Rating agency Fitch Ratings has confirmed the insurer default rating (IDR) at ‘A-’ and insurer financial strength (IFS) at ‘A+‘ of Torchmark Corp.
(TMK - Analyst Report
) and its insurance subsidiaries. The ratings were given a stable outlook, up from the previous negative outlook.
Fitch’s rating affirmation acknowledges Torchmark’s strong capital position and solid cash flow. Strong operating performance of its subsidiaries ensures consistent operating cash flow to the parent. Used for debt repayment and share repurchases, it has strengthened the parent’s capital and bottom-line earnings.
Fitch also reviewed Torchmark’s profitability, taking into account its Return on Assets (ROA), which stood at 4.1% at the end of fourth quarter 2012. Its debt service capability, as measured by interest coverage ratio, also stood at 10.1x. Fitch noted that both these metrics were in line with the historical average of 4-5% and 10x-13x for ROA and interest coverage respectively, and it fared relatively better than peers with 1.4x and 8.0x for similar metrics.
The affirmation of Torchmark’s IFS ratings comes on the back of its adequate risk-based capital levels. According to Fitch, the company’s current risk based capital and adjusted capital stands at 330% to 340% and $1.3 to 1.4 billion, respectively, which aligns with the 325% limit for risk-based capital set by the company itself.
One of the factors offsetting the strong ratings was Torchmark’s enhanced financial leverage, which stood at 28.1%. However, the rating agency views this as a temporary phenomenon driven by issuance of new debt for the acquisition of Family Heritage Life.

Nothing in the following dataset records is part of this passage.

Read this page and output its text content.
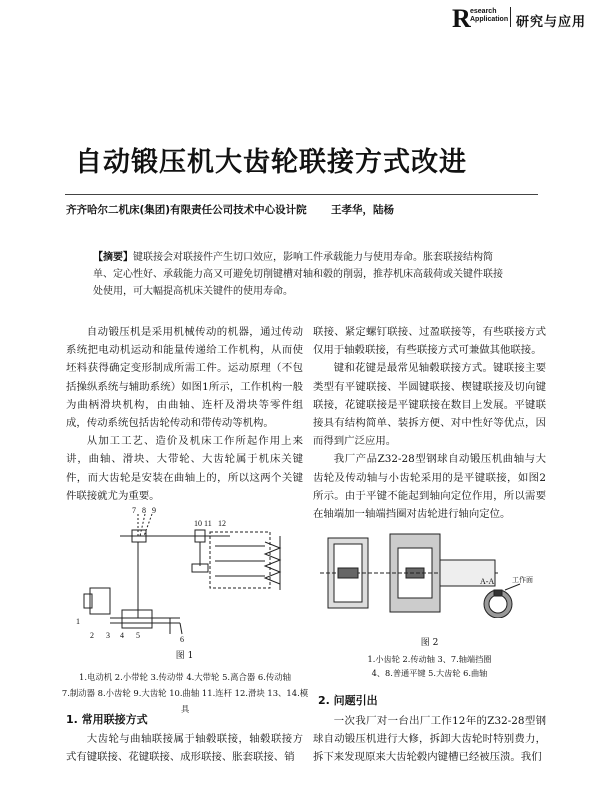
R esearch
Application 研究与应用
自动锻压机大齿轮联接方式改进
齐齐哈尔二机床(集团)有限责任公司技术中心设计院 王孝华，陆杨
【摘要】键联接会对联接件产生切口效应，影响工件承载能力与使用寿命。胀套联接结构简单、定心性好、承载能力高又可避免切削键槽对轴和毂的削弱，推荐机床高载荷或关键件联接处使用，可大幅提高机床关键件的使用寿命。

自动锻压机是采用机械传动的机器，通过传动系统把电动机运动和能量传递给工作机构，从而使坯料获得确定变形制成所需工件。运动原理（不包括操纵系统与辅助系统）如图1所示，工作机构一般为曲柄滑块机构，由曲轴、连杆及滑块等零件组成，传动系统包括齿轮传动和带传动等机构。

从加工工艺、造价及机床工作所起作用上来讲，曲轴、滑块、大带轮、大齿轮属于机床关键件，而大齿轮是安装在曲轴上的，所以这两个关键件联接就尤为重要。

7 8 9
10 11 12
1
2 3 4 5	6
图 1
1.电动机 2.小带轮 3.传动带 4.大带轮 5.离合器 6.传动轴
7.制动器 8.小齿轮 9.大齿轮 10.曲轴 11.连杆 12.滑块 13、14.模具
1. 常用联接方式

大齿轮与曲轴联接属于轴毂联接，轴毂联接方式有键联接、花键联接、成形联接、胀套联接、销

联接、紧定螺钉联接、过盈联接等，有些联接方式仅用于轴毂联接，有些联接方式可兼做其他联接。

键和花键是最常见轴毂联接方式。键联接主要类型有平键联接、半圆键联接、楔键联接及切向键联接，花键联接是平键联接在数目上发展。平键联接具有结构简单、装拆方便、对中性好等优点，因而得到广泛应用。

我厂产品Z32-28型钢球自动锻压机曲轴与大齿轮及传动轴与小齿轮采用的是平键联接，如图2所示。由于平键不能起到轴向定位作用，所以需要在轴端加一轴端挡圈对齿轮进行轴向定位。

A-A	工作面
图 2
1.小齿轮 2.传动轴 3、7.轴端挡圈
4、8.普通平键 5.大齿轮 6.曲轴
2. 问题引出

一次我厂对一台出厂工作12年的Z32-28型钢球自动锻压机进行大修，拆卸大齿轮时特别费力，拆下来发现原来大齿轮毂内键槽已经被压溃。我们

On the positive side, the rating agency, however, notes that Torchmark has a strong capital profile, which will enable it to fulfill its commitments reflected through its total financing and commitment ratio of 0.45x as of Dec 31, 2012. This is stronger than most of its peers and within the comfort range of 0.55x set by Fitch Ratings.
The rating agency also laid out the factors, which may cause an uptick in ratings. These include maintenance of risk based capital of more than 350%, sustained financial leverage of 20% or below, total financing commitments ratio below 0.40x and GAAP earnings based interest coverage ratio 13x or more.
The rating agency could take a reverse action if the company incurs more-than-expected losses in its investment portfolio; the risk based capital falls below 290%, financial leverage is higher than 25%, total financing and commitment ratio breaches the maximum limit of 0.55x and interest coverage ratio drops below 5x.